The next area dermatologists look at is the lymph nodes, N, and if the cancer has spread to any nearby lymph nodes.

Finally, dermatologists will look at the spread, or metastasis, in other, more distant, areas, M.

Dermatologists will assign numbers to each of these three categories, based on their findings, and combine them in a process known as stage grouping, to assign an overall stage. The higher the numbers in a patient’s TNM categories, the more advanced the cancer is.

Dermatologists can either assign a clinical stage or a pathological stage to the cancer, depending on if there is time for surgery. Pathological stage, otherwise known as a surgical stage, is determined by examining tissue removed during an operation. This is typically the more accurate test. The clinical stage is determined through physical exams, biopsy and imaging tests.

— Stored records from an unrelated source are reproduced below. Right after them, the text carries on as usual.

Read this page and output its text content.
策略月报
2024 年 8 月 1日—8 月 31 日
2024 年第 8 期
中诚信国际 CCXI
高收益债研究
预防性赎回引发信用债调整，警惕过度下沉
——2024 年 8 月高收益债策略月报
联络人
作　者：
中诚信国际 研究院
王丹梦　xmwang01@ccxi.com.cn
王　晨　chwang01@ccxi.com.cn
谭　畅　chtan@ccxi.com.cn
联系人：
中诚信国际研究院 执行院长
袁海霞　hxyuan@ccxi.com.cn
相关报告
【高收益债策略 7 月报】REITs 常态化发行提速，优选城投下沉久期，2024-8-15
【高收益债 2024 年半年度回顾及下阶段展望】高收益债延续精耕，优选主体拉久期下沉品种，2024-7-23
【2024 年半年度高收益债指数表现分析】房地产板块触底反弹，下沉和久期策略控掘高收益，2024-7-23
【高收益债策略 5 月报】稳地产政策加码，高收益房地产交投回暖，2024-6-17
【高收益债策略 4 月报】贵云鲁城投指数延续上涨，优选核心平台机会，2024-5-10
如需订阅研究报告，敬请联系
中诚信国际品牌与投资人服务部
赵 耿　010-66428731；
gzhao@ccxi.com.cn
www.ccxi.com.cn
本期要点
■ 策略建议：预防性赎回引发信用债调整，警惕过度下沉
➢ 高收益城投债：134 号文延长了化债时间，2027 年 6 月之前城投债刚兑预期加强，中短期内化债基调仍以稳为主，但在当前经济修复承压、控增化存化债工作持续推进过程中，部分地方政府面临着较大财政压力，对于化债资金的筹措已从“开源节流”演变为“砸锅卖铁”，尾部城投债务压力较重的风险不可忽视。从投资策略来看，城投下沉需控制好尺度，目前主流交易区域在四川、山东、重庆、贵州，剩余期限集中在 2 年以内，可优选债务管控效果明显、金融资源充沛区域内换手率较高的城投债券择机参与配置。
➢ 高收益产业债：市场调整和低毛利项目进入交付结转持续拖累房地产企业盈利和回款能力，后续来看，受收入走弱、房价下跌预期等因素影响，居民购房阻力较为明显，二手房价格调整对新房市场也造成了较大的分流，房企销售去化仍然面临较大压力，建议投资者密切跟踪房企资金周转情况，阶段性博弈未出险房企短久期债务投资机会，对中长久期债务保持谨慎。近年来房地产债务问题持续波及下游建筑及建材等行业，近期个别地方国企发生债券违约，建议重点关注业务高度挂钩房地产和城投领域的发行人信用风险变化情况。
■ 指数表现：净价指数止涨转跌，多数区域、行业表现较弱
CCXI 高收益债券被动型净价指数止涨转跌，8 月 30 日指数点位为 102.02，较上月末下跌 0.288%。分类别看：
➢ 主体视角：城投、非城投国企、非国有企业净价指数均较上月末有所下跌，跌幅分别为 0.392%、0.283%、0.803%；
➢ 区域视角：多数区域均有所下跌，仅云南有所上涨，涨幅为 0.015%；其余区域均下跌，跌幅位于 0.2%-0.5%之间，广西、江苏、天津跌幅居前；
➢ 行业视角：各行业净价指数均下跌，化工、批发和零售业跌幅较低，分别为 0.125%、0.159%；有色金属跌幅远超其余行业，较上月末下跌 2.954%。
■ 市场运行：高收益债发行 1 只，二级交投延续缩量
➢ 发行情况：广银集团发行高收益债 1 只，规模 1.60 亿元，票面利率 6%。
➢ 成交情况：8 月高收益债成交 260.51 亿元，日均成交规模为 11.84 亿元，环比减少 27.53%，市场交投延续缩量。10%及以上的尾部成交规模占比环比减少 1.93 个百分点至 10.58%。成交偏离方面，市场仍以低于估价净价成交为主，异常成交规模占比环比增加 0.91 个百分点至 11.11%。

The AJCC recently came out with a new staging system in 2017 that took effect January 2018. The new staging system is as follows:

Stage 0

Cancer is confirmed only on the outermost layer of skin and has not spread to the lymph nodes or other distant sites

Stage I

Cancer is no more than 2 mm thick, may or may not have ulcerated, and has not spread to lymph nodes of to distant sites

Stage II

Cancer is at least 1.01 mm thick but no greater than 4 mm thick, it may or may not be ulcerated and has not spread to nearby lymph nodes or to distant sites

Stage IIIA

Cancer is no more than 2 mm thick and may or may not be ulcerated. It has spread to three or less lymph nodes, but is so small that it’s only seen under a microscope and has no spread to distant sites

Stage IIIB

There are a few different ways stage IIIB can be classified:

  • No sign of the primary cancer, has spread to only one lymph node, satellite tumors in small areas of the skin or to skin lymphatic channels around the tumor but never reaching other lymph nodes and has not spread to distant sites; or
  • Cancer is no more than 4 mm thick, may or may not be ulcerated. There are satellite tumors nearby or has spread to skin lymphatic channels around the tumor, but never reaching other lymph nodes or has spread to two or three lymph nodes

Stage IIIC

Like with stage IIB, stage IIC can be classified in different ways, as well, including:

  • Cancer has spread to one or more lymph nodes or satellite tumors in small areas of the skin or to skin lymphatic channels around the tumor but never reaching other lymph nodes or has spread to any lymph nodes that are clumped together but has not spread to any distant sites in any of the above scenarios; or
  • Cancer is no more than 4 mm thick, may or may not be ulcerated and has spread to one or more lymph nodes or satellite tumors in small areas of the skin or to skin lymphatic channels around the tumor but never reaching other lymph nodes or has spread to any lymph nodes that are clumped together  but has not spread to any distant sites in any of the above scenarios; or
  • Cancer is between 2.1 and 4 mm or is thicker than 4 mm and may or may not be ulcerated, and has spread to one or more lymph nodes or satellite tumors are present or the cancer has spread to the skin lymphatic channels around the tumor without reaching the lymph nodes or has spread to lymph nodes clumped together  but has not spread to any distant sites in any of the above scenarios; or
  • Cancer is thicker than 4 mm and is ulcerated and has spread to no more than three lymph nodes or satellite tumors are present in small areas of the skin or the cancer has spread to skin lymphatic channels around the tumor but never reaching other lymph nodes but has not spread to distant sites.

Stage IIID

In stage IIID, the cancer is thicker than 4 mm and is ulcerated and has spread to four or more lymph nodes or satellite tumors are present in small areas of the skin or the cancer has spread to skin lymphatic channels around the tumor but never reaching other lymph nodes or has spread to lymph nodes that are clumped together.

Stage IV

Cancer may be any thickness in stage IV and may or may not be ulcerated. The cancer may or may not have spread to nearby lymph nodes, but it has spread to distant lymph nodes or organs such as the lungs, liver or brain.